# Honda EU7000IS 120V overload



## schleedawg (Jul 24, 2018)

I purchased a used generator with 1250 hrs on it. over the last month it has worked flawlessly for 100 hrs of use. Just the last weekend I was using it in a rain storm to power two campers. I inadvertently bumped the toggle switch to 120V which caused it to ramp and fault. After a few tries at clearing the fault in the down pour I got it working again in 120/240 V mode and used it for another 2 days with no issue. A few days later it occurred to me that I had not tried running it again in 120V mode. Upon firing it up it immediately overloads with nothing plugged in but works perfectly fine in 120/240v mode powering my whole camper.
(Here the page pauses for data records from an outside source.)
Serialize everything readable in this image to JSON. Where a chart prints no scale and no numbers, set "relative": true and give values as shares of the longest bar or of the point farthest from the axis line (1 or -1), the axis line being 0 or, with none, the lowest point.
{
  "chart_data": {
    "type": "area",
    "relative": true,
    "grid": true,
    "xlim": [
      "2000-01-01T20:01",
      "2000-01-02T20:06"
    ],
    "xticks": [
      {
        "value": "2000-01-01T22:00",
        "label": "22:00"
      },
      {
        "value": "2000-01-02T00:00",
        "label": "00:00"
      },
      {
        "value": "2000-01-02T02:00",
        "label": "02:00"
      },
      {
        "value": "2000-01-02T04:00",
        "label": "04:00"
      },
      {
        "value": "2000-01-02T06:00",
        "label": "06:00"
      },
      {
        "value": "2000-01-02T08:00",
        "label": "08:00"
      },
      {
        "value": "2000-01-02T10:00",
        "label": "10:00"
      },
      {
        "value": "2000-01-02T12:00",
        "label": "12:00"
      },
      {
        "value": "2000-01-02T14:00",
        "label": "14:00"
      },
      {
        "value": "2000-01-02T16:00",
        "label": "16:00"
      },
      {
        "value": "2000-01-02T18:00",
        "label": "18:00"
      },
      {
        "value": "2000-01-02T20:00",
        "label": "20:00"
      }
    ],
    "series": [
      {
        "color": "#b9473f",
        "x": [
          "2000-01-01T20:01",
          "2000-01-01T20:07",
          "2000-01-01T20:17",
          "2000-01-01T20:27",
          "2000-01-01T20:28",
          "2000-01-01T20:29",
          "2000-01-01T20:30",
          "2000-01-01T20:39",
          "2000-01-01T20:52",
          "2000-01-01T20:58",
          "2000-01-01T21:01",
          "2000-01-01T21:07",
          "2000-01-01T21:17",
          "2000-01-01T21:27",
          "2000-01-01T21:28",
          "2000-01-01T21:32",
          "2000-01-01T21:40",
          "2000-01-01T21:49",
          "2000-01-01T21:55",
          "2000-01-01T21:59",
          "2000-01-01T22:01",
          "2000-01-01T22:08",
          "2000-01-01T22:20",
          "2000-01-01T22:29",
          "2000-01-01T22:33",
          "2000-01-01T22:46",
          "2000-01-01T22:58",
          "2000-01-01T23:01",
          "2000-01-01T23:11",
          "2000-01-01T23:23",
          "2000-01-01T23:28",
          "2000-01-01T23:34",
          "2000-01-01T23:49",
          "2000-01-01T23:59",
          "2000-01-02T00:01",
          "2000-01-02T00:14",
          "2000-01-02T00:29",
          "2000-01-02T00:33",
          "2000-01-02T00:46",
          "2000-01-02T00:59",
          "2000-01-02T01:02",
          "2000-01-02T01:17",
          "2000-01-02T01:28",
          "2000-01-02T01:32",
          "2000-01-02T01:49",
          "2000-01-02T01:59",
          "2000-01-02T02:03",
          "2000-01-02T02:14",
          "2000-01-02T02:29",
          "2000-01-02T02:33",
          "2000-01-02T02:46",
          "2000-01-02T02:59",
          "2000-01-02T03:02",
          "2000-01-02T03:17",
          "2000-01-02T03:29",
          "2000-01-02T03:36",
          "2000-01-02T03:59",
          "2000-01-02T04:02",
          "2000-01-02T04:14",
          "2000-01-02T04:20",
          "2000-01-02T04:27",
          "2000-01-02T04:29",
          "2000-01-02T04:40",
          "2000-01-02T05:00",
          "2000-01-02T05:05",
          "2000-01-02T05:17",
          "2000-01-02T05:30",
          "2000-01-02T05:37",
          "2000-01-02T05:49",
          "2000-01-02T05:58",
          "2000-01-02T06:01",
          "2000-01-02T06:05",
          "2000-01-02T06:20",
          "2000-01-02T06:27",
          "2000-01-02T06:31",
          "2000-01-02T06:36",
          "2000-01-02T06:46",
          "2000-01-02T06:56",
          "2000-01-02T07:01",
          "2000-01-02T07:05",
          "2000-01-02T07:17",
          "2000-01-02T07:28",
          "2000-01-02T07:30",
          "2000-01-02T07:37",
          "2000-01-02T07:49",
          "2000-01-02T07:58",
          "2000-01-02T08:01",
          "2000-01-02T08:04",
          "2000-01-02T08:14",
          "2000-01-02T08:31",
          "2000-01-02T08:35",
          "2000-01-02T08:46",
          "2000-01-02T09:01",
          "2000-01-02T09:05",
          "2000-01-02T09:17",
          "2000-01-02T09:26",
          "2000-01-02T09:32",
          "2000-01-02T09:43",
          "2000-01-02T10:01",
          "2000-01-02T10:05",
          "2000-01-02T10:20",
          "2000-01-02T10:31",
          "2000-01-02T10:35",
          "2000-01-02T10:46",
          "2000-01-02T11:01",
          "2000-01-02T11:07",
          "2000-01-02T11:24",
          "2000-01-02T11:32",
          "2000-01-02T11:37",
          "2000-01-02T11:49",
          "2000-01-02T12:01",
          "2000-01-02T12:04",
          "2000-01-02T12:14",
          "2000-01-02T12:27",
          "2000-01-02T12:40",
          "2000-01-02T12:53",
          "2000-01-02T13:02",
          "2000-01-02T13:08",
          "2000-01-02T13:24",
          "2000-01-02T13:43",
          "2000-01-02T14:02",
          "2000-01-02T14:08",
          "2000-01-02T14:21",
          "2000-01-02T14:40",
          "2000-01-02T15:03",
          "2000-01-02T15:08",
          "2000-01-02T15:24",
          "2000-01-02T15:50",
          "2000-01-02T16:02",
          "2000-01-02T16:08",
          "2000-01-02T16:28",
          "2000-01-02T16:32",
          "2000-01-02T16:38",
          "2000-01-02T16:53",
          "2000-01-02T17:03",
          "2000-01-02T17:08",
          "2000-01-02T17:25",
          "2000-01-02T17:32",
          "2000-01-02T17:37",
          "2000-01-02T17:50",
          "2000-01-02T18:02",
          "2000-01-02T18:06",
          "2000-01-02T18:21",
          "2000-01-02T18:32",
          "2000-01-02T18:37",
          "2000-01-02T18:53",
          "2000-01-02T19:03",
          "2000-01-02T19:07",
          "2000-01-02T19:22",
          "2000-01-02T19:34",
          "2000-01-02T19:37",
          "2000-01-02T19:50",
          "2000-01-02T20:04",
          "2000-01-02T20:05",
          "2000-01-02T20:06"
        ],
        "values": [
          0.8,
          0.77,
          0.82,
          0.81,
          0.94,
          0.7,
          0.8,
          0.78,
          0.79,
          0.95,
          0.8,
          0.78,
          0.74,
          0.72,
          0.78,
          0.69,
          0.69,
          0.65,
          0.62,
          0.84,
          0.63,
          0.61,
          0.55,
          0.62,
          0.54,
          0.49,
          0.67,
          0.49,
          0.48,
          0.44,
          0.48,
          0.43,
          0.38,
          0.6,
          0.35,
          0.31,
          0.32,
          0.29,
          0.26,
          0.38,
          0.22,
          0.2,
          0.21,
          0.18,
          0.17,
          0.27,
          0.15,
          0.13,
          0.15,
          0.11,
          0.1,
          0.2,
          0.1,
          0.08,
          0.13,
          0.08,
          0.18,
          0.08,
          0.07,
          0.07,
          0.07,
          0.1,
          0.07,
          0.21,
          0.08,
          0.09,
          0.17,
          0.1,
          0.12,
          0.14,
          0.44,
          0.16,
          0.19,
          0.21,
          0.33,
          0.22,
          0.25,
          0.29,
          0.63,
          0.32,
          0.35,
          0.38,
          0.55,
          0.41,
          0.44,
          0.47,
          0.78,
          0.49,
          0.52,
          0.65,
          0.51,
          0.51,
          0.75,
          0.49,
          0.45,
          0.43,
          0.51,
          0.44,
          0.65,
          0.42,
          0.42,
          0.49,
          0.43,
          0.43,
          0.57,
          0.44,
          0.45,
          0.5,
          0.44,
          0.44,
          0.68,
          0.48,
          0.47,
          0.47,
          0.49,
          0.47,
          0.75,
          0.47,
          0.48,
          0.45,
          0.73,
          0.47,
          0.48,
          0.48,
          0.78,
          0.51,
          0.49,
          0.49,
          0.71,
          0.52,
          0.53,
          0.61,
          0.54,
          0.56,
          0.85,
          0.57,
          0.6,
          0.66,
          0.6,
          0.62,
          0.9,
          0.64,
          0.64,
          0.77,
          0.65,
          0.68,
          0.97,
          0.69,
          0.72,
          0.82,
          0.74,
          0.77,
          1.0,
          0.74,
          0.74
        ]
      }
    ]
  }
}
I have used it for another 65 hrs in this mode without issue. MY initial thought was moisture from the rain got in the switch or the cabinet causing a short. I removed all of the covers on hot days to let it dry out. Unfortunately this has had no impact to the issue. I also observed after excersiing the switch back and forth several times that the 120/240 mode did also fault with no load. After a few more attempts toggling the switch back and forth it would clear. I also have used the generator in 120/240 v mode for 65 hrs since this started with no issues. I have the codes from the last 5 events for this generator and they range from 1) E-22 being very close to the hrs in which this event started all the way back to 35 hr when the generator was very new. Help!


----------